Two main reasons might account for the difference between this study and previous Asian reports of BDV occurrence. The first possibility is the difference in diagnostic tools. All of the above mentioned studies detected BDV RNA by nested RT-PCR, which is highly sensitive to contamination, indeed Durrwald et al.21 suggested that most of the BDV positive reported using nested RT-PCR might actually be the result of inadvertent sample contamination. In this study we used rRT-PCR to detect BDV RNA, which has no carry-over contamination risk.22 The second possibility is that, in contrast to other areas in Asia, Korea may not be a BDV-endemic area.
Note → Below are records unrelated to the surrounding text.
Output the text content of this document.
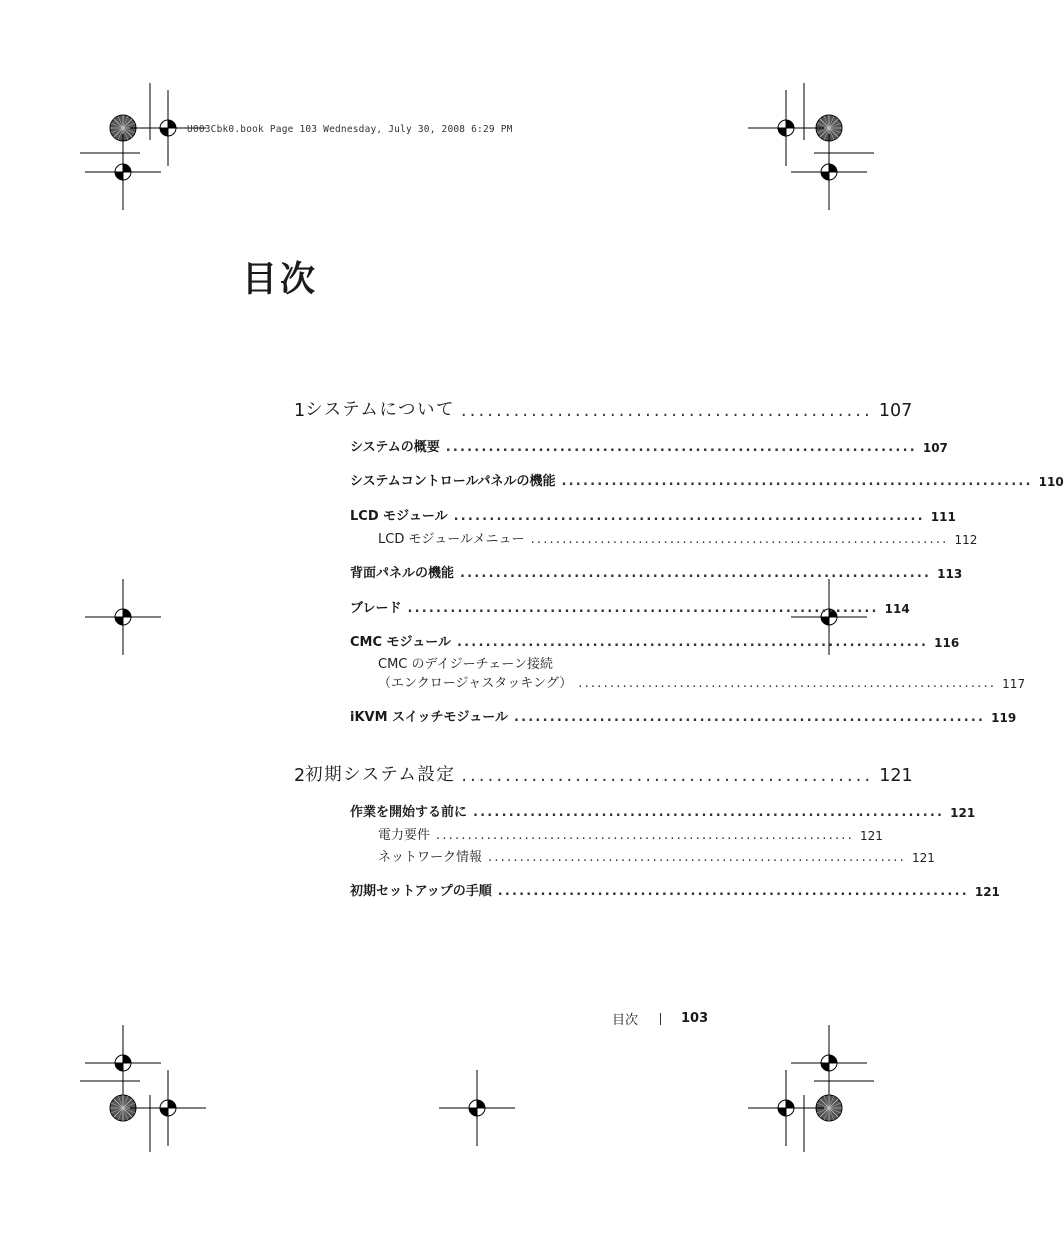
U003Cbk0.book Page 103 Wednesday, July 30, 2008 6:29 PM
目次
1 システムについて ............................................... 107
システムの概要 .................................................................. 107
システムコントロールパネルの機能 .................................................................. 110
LCD モジュール .................................................................. 111
LCD モジュールメニュー .................................................................. 112
背面パネルの機能 .................................................................. 113
ブレード .................................................................. 114
CMC モジュール .................................................................. 116
CMC のデイジーチェーン接続
（エンクロージャスタッキング） .................................................................. 117
iKVM スイッチモジュール .................................................................. 119
2 初期システム設定 ............................................... 121
作業を開始する前に .................................................................. 121
電力要件 .................................................................. 121
ネットワーク情報 .................................................................. 121
初期セットアップの手順 .................................................................. 121
目次	103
This agrees with our previous studies which have failed to detect BDV antibodies and RNA in psychiatric patients in Korea23 and Japan.24 We also used lithium heparin-treated blood for preparation of total RNA from PBMCs. However, ethylenediaminetetraacetic acid is better than heparin as anticoagulant because heparin inhibits the reaction of RT-PCR.
Limitations to this study include its small sample size and restricted region. To accurately determine the BDV prevalence in Korea, large-scaled study should be performed in several different regions.